I get up too early to have watched it but I popped the DVD in my machine at work and then listened to it (I know, Nixon won when you only listened), and I was trying to mainly listen hard to the first half hour or so.
So to me it sounded mostly like just retread.
Obama’s debate teacher in high school or Harvard Law taught him never to say “Uh”, so he still does the annoying “…And…”
Romney tried to shake the Etch-A-Sketch. Obama didn’t call him on any outright distortions, because they want to indulge in the same if necessary, and it sounds like complaining.
Romney still can’t survive his tax plan if anybody, Romney, Ryan, Obama, or the press cares to make it public. Maybe I’m imagining it, but I thought I heard in the prelims that Romney leaked he was going to stick to his 20% rate cut, but have a $17,000 cap on the mortgage deduction, which would be “cleverly” designed to grandfather in the vast majority of people (like Ryan’s Medicare plan is “cleverly” designed to grandfather in 55 and above), but will not fly when explained (see further below for the math on that), but maybe that’s why they’re trying to dribble it out.
I still have not, and probably won’t watch the actual thing.
Next round.
Romney 20% across the board tax cut with $17,000 cap for mortgage interest deduction:
Taxpayer A with wages of $100,000 and mortgage interest of $13,000 on a house worth $300,000.
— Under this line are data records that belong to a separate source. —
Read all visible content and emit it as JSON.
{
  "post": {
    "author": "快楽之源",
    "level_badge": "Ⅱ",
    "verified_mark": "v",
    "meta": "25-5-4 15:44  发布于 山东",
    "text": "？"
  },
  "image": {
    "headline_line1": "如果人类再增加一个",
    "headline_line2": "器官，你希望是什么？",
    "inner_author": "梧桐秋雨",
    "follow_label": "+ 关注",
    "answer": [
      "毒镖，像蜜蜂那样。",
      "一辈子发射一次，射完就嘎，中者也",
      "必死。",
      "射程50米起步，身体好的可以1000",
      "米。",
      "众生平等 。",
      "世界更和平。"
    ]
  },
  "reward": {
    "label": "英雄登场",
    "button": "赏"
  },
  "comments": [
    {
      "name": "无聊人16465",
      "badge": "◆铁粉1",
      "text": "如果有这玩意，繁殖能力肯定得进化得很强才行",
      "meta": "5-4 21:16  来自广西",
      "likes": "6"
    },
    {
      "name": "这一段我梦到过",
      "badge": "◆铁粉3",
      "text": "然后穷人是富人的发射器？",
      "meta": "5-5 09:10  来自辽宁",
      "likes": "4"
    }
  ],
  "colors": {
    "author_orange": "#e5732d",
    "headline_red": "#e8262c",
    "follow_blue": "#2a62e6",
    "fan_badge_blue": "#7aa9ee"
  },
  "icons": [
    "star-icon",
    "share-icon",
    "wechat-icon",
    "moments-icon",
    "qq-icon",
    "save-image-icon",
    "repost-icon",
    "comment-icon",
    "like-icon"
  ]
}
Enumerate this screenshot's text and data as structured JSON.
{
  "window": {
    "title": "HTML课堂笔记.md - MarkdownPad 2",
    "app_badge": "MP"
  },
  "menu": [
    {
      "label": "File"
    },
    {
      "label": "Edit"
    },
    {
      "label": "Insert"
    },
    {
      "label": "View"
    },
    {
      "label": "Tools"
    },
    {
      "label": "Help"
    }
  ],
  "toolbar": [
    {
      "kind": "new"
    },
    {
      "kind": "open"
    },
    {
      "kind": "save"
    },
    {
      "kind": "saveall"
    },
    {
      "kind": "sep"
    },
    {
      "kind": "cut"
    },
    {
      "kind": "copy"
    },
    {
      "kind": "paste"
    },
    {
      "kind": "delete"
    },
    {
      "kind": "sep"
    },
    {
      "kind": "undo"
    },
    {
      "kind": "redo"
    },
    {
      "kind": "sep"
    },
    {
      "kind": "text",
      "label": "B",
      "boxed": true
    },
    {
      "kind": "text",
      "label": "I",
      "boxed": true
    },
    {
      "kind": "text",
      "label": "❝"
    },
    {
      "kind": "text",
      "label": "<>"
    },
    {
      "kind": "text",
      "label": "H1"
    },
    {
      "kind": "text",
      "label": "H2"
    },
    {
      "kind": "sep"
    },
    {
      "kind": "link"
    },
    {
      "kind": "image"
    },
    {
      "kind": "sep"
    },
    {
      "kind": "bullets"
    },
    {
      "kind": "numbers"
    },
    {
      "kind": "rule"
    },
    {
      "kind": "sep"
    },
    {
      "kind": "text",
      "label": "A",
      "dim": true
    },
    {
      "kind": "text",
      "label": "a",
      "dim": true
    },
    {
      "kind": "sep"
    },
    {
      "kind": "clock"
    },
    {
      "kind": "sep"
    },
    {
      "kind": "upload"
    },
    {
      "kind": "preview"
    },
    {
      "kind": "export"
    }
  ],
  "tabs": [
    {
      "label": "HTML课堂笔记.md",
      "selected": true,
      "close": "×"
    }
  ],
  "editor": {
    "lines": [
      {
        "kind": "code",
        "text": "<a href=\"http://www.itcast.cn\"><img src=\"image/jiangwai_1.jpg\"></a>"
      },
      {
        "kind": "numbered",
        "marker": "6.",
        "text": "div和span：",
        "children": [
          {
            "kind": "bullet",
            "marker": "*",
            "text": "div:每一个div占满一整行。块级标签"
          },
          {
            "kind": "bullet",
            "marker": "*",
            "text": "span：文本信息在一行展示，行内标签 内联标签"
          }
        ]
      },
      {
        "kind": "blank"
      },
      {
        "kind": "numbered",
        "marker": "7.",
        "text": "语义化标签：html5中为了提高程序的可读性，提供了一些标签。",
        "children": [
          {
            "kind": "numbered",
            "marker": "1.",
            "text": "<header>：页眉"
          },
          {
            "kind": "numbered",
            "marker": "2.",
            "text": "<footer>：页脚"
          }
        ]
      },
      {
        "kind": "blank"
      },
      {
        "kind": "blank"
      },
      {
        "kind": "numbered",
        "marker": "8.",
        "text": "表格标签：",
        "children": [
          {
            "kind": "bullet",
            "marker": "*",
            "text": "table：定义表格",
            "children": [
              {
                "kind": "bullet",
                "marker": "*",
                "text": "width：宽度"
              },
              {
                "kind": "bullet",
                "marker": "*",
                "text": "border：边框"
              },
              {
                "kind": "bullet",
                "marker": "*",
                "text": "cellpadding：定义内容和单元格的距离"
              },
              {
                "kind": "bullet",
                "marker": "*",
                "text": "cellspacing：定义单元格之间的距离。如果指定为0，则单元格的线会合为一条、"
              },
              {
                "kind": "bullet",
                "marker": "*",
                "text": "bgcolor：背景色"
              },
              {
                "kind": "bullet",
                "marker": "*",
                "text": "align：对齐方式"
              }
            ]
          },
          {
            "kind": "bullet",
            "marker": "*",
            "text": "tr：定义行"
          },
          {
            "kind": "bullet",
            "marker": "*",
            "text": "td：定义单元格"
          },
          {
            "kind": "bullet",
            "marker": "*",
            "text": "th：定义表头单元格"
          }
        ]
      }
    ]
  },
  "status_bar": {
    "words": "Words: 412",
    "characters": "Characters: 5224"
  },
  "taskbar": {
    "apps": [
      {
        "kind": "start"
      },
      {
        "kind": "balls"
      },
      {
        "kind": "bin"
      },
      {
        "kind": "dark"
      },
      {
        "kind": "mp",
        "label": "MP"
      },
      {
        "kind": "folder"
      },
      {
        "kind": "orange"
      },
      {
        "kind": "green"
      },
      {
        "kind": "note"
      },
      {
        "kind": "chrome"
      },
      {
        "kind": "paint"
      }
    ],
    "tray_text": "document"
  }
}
Taxpayer B with wages of $2,000,000 and mortgage interest of $42,000 on a house worth $1,200,000.
Simplification factor:
Taxpayer B is relatively modest; he makes 20x the salary of Taxpayer A, but only lives in a house worth 4x.
Taxpayer A:
Makes $100,000
Currently effectively pays 15%.
His rate gets cut 20%, from 15% to 12%.
300 basis points.
His tax goes from $15,000 to $12,000, a savings of $3,000
HE KEEPS HIS WHOLE MORTGAGE DEDUCTION WILL SAY ROMNEY IF FORCED TO.
He saves $3,000.
A net savings of 3% of his salary
Taxpayer B
Makes $2,000,000
Currently effectively pays 35%
His rate gets cut 20%, from 35% to 28%
700 basis points
His tax goes from $700,000 to $560,000, saving him $140,000
His old mortgage deduction was $42,000, now he’s limited to $17,000.
So now he has to pay 28% on the $25,000 difference. That equals $7,000.
His new total tax is $567,000. His old tax was $700,000.
His net savings are $133,000, or 6.65% of his salary.
Rich Guy (Taxpayer B) gets 2x the tax break of Taxpayer A.
So Romney didn’t even try a haymaker, he just repeated the same line.
He scored on style points by not answering any questions.
I don’t get why the Dem pundocracy were sitting around in a circle this morning holding hands like threatened chimps.